34. Smooth Sumac (Rhus Glabra)
A species of sumac native to North America, smooth sumac is a subtly attractive wildflower that is present throughout Virginia.
35. Indian Blanket (Gaillardia Pulchella)
Named for their vivid color schemes, which are thought to resemble Native American blanket patterns, Indian blankets are certainly one of the most beautiful wildflowers found in Virginia.
36. Blue-Eyed Mary (Collinsia Verna)
With striking petals of white and blue, it is easy to see why they are thought to resemble blue eyes – a natural feature that makes them a really curious addition to this wildflower list.
Found throughout Virginia, they have experienced endangerment in New York and Tennessee (Also check out Common Types Of Tennessee Wildflowers), but continue to thrive in the Blue Ridge Mountains.
37. Fire Pink Catchfly (Silene Virginica)
A member of the pink family, the fire pink catchfly is a vivid red wildflower that has a really striking physical appearance – due in part to the straight, wide spread, jagged-looking petals of the flower heads.
38. Crimson Clover (Trifolium Incarnatum)
This vivid red/pink flower is normally native to Europe, but was introduced to North America throughout the centuries.
39. Asiatic Dayflower (Commelina Communis)
This is certainly one of the most striking flowers on this list – a title it can claim as a result of its vivid blue coloring, and unusual petal arrangement.
Originally native to Asia – as its name suggests – Asiatic dayflower is generally considered an invasive weed in the places where it can be found, one of which is Virginia, where it is especially widespread.
40. Highland Doghobble (Leucothoe Fontanesiana)
41. Dwarf Dandelion (Krigia Virginica)
As its name might suggest, the dwarf dandelion is a member of the dandelion family, and is named as such for its small size.

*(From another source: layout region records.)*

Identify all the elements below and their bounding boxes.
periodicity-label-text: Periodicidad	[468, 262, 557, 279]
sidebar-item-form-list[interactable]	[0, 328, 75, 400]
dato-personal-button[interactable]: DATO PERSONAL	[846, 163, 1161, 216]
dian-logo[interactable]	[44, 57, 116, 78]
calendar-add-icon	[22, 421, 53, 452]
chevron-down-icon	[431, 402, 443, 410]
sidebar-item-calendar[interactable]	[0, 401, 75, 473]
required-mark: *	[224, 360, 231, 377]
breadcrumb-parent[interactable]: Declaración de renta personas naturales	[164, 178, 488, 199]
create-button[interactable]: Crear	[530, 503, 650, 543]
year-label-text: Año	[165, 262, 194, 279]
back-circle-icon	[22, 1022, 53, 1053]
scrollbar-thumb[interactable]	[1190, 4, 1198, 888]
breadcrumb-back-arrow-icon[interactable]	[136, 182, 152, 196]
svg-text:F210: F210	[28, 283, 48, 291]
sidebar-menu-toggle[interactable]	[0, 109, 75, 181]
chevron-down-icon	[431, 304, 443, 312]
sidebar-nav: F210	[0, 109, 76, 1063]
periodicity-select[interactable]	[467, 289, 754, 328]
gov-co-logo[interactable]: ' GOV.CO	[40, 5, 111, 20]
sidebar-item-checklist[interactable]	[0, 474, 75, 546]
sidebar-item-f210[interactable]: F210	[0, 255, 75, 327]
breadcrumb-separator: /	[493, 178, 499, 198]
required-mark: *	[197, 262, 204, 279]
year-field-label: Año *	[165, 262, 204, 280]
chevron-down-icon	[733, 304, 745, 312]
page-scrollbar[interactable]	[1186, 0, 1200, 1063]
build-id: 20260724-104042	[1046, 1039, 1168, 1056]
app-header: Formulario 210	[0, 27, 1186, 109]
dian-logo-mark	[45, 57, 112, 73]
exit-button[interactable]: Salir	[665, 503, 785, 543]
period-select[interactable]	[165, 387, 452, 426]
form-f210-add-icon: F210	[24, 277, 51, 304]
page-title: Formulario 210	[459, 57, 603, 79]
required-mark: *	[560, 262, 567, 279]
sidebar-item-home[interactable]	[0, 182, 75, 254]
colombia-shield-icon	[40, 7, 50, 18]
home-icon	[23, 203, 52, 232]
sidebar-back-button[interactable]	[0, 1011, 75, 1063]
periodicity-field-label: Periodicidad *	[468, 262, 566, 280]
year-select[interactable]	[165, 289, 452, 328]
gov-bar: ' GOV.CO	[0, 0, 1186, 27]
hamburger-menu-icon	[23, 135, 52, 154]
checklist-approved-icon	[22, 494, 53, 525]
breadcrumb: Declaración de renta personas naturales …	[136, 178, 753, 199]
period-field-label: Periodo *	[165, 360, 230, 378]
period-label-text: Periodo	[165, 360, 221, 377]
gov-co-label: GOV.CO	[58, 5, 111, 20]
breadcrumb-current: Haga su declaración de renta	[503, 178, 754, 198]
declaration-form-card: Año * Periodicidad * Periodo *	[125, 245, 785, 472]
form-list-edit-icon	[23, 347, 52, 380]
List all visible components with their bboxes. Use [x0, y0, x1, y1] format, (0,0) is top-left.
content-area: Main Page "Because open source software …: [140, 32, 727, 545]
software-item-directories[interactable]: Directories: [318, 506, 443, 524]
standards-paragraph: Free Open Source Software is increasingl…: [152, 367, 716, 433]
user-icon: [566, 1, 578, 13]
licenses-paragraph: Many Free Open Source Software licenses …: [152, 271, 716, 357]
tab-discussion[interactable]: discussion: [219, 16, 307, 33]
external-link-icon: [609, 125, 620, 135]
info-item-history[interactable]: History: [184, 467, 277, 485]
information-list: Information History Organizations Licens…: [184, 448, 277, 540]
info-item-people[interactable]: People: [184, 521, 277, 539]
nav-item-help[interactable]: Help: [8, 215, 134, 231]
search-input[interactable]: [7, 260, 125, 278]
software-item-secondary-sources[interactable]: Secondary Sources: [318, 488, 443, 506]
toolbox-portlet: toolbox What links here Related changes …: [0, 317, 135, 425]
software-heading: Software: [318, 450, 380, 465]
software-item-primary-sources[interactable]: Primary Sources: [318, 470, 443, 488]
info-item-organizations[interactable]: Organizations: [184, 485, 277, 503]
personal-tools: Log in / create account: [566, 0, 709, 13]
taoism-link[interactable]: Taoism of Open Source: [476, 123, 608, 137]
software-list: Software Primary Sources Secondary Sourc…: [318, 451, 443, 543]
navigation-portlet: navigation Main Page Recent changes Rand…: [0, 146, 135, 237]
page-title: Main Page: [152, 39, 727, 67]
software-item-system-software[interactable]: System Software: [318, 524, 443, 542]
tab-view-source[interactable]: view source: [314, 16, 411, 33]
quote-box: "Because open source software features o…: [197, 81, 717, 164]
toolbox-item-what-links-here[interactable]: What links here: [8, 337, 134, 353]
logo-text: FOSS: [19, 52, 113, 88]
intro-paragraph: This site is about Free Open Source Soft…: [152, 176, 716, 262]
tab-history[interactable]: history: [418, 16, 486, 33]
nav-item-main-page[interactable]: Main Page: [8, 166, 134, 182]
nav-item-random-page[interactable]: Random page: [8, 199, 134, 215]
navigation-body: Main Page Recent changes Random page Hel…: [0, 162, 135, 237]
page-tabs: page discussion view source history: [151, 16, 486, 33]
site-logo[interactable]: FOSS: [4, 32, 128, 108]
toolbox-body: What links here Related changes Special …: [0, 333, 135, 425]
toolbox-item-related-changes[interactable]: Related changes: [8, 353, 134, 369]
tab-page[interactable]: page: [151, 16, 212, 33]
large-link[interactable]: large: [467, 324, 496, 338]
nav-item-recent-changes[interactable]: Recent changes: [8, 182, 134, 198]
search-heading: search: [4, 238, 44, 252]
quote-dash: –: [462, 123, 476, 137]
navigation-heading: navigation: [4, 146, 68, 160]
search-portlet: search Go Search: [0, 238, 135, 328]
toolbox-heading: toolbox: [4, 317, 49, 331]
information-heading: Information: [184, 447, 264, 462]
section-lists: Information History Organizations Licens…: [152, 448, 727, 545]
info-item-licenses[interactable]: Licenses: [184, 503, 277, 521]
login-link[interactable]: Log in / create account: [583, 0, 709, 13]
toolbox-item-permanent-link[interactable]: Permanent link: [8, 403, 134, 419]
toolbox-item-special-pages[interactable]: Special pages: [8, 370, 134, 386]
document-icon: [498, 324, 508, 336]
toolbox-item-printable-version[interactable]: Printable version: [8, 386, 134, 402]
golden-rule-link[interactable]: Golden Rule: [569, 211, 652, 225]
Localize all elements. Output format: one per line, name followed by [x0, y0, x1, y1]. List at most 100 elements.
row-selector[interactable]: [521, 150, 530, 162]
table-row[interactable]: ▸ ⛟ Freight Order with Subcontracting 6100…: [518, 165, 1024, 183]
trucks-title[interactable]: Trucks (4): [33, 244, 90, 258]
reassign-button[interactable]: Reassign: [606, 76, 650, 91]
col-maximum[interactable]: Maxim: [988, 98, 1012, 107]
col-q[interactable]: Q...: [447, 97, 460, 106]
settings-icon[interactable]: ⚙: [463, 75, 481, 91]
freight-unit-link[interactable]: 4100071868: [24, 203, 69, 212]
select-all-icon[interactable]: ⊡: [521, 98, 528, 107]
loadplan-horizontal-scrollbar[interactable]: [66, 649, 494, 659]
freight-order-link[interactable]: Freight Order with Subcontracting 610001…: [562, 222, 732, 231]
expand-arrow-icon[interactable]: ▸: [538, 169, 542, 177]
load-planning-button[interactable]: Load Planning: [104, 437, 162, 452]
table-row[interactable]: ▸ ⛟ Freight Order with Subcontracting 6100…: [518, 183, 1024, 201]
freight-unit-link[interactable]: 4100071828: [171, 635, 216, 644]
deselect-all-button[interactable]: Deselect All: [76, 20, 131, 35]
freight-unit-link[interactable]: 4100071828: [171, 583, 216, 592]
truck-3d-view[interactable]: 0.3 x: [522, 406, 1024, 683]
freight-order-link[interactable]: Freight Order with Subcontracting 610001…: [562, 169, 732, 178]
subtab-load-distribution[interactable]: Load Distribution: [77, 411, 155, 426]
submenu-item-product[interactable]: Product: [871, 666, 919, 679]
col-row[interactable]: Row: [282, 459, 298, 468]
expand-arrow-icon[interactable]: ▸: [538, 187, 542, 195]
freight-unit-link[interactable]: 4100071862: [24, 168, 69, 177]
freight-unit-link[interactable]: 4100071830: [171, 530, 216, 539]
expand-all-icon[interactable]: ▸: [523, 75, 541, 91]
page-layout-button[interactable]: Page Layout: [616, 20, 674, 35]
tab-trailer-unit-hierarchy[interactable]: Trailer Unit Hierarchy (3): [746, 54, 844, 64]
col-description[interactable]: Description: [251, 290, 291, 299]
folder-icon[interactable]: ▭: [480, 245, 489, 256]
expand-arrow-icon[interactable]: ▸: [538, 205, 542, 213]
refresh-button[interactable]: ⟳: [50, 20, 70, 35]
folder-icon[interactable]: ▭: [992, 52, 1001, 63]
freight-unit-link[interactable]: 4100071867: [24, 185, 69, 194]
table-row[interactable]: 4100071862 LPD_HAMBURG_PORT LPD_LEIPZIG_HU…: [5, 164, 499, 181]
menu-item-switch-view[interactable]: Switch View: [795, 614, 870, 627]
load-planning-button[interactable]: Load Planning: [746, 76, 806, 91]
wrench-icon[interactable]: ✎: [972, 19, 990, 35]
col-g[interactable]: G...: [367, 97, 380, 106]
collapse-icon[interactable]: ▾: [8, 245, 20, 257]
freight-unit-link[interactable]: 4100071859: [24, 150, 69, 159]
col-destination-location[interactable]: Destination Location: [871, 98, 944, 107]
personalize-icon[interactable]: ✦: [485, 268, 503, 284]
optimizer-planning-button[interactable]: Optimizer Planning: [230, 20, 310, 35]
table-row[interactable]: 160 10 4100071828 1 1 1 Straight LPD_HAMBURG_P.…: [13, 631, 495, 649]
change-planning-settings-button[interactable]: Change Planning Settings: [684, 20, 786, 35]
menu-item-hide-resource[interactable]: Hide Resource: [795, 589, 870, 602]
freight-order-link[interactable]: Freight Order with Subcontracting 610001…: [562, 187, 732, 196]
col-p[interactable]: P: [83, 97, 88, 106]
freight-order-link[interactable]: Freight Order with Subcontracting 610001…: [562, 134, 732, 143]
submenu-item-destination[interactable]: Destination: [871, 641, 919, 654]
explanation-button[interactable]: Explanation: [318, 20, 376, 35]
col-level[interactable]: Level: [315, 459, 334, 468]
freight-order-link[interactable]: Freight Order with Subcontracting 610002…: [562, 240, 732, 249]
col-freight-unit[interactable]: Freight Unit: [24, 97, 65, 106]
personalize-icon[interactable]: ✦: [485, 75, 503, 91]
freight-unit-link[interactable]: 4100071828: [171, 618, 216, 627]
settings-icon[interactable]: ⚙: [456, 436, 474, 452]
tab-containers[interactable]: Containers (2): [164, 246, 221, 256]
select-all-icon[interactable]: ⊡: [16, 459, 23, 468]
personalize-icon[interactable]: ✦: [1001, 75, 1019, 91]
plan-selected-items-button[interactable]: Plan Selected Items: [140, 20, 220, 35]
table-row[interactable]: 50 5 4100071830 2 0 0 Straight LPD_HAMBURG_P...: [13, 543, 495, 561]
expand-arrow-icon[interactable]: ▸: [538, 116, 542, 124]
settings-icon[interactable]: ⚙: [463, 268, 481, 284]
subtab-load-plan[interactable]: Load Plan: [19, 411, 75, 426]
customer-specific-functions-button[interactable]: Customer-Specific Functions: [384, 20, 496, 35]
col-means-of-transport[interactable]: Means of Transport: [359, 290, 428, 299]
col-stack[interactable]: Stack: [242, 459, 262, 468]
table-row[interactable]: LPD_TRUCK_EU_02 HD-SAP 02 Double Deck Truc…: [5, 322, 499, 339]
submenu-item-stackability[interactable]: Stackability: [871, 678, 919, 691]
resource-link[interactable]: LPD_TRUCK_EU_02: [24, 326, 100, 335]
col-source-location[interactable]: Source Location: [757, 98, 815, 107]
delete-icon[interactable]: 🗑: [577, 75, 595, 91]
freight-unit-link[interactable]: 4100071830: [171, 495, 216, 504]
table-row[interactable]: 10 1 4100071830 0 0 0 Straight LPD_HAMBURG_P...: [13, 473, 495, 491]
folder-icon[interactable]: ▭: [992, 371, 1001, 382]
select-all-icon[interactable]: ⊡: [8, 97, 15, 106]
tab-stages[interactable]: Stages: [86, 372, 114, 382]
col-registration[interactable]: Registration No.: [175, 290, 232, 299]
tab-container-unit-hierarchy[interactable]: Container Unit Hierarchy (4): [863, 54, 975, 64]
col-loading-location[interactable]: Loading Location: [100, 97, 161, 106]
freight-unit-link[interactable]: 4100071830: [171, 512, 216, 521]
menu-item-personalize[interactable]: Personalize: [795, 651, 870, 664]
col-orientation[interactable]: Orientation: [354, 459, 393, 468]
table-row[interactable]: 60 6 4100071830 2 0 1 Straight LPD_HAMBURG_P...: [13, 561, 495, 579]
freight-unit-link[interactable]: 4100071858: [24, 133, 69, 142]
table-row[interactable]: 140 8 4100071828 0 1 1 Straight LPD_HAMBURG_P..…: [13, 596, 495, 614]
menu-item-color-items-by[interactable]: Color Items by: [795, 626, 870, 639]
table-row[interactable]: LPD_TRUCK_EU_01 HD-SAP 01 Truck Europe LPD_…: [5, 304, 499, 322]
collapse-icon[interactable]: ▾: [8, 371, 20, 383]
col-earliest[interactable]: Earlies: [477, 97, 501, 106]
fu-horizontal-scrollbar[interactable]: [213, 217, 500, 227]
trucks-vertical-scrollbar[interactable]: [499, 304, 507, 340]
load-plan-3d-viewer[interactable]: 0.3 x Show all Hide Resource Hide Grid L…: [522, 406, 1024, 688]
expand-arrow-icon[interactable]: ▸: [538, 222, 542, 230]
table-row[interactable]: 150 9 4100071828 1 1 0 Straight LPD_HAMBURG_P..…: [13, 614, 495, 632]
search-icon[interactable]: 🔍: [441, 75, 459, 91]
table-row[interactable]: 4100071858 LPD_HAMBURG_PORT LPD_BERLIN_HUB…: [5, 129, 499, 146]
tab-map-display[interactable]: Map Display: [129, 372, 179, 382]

42. Pink Ladies (Oenothera Speciosa)
Named for their delicate, attractive petals – that give off the most amazing yet subtle shade of lilac/pink, pink ladies are the epitome of elegance and beauty.
43. Bachelor’s Button (Centaurea Cyanus)
44. Kudzu (Pueraria Montana)
An invasive plant native to Asia, kudzu is commonly found in North America – especially Virginia, where it has much prominence.
45. Purple Passionflower (Passiflora Incarnata)
Last but by no means least, the purple passionflower is certainly the most unusual looking on this list – almost resembling something from another world.
With a yellow center, and layered pink and white petals spanning out, the strangest part of the plant is the thin, curling phalanges that come out from the flower head to create something totally unique and oddly appealing.
And there we have it, everything you need to know about Virginia, and the 45 most common wildflowers that can be found throughout the region.
It’s true that, within the fabric of the United States, there aren’t many places that remain as wild, natural, and free as Virginia – and luckily we can now view the natural beauty of this region in all of its glory.